Two months after one of the biggest oil spills ever on the North Slope, a BP operator sent an email to managers with a long list of mechanical, management and staffing issues at the production center for the Lisburne oil field, home to the pipeline that ruptured.
BP's former compliance officer testified Thursday in U.S. District Court about his inquiry into those concerns -- and his conclusion in April 2010 that "BP management lacks the capability to maintain the integrity of the North Slope production facilities."
The circumstances surrounding the pipeline that froze and then blew open under pressure in November 2009 are the focus of an ongoing federal court proceeding in Anchorage. At the time of the spill, BP was on probation for a 2007 criminal misdemeanor conviction stemming from an earlier, much bigger spill at Prudhoe Bay.

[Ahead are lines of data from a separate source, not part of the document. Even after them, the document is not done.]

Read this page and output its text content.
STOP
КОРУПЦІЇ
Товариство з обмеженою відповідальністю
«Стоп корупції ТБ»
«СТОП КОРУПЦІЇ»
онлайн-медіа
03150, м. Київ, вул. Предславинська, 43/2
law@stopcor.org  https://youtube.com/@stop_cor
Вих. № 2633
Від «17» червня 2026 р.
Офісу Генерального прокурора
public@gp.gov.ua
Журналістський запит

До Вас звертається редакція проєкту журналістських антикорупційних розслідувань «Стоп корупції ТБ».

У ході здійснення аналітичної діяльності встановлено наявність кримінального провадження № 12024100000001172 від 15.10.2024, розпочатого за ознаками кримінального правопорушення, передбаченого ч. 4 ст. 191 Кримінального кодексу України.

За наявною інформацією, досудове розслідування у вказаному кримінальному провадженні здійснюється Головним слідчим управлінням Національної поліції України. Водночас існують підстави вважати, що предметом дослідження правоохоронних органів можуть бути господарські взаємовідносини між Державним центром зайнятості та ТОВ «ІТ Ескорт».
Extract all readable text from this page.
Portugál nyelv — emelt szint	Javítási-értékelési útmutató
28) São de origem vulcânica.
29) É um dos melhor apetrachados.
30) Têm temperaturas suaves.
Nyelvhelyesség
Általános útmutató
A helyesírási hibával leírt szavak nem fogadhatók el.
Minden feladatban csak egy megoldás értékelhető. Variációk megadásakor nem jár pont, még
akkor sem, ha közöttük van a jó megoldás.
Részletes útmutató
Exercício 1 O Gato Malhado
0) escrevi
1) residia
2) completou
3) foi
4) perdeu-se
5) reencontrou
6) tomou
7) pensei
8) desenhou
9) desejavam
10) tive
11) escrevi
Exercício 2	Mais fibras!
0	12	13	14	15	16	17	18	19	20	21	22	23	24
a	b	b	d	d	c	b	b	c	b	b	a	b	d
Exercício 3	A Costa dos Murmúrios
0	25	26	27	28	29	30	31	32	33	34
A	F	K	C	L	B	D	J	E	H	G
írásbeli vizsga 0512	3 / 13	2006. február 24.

Federal prosecutors argue that BP's failure to prevent the 2009 spill of 13,500 gallons of crude amounts to another instance of criminal behavior and is grounds for revoking the corporation's probation. If U.S. District Judge Ralph Beistline agrees, he could resentence BP on the original case and order new fines and an additional term of probation.
But BP argues that it couldn't have predicted the spill and that it responded quickly, cleaned up the mess, and is addressing maintenance and staffing issues on the North Slope, where the oil field infrastructure is aging and production is declining.
Philip Dziubinski, who started in operations, served four years as compliance and ethics leader for BP in Alaska and worked for the company or affiliates about 27 years in all. He managed employee concerns about the safety and integrity of operations as well as ethical breaches.
He was making $181,000 a year when he learned in March 2010 that he was being laid off. The notice came just days after he told his bosses on the executive team about the operator's concerns at Lisburne. BP says he was let go as part of a national restructuring eliminating a number of middle managers.
A BP paralegal escorting government inspectors through the Lisburne Production Center spotted a cut-and-paste version of the email in the copy room, and wanted to make sure higher-ups were aware, according to BP attorney Jeff Feldman. The employee gave it to Brad McKim, BP's managing attorney, who gave it to Dziubinski on March 2, 2010, and asked him to check out the concerns with field managers, Dziubinski said, under questioning by assistant U.S. Attorney Aunnie Steward.
Field managers already were working on the issues, BP says. The operator who wrote it, Tony Jackson, had emailed it Jan. 31, 2010, to Mikal Hauge, a BP manager for the North Slope whose area includes Lisburne, along with others, according to BP.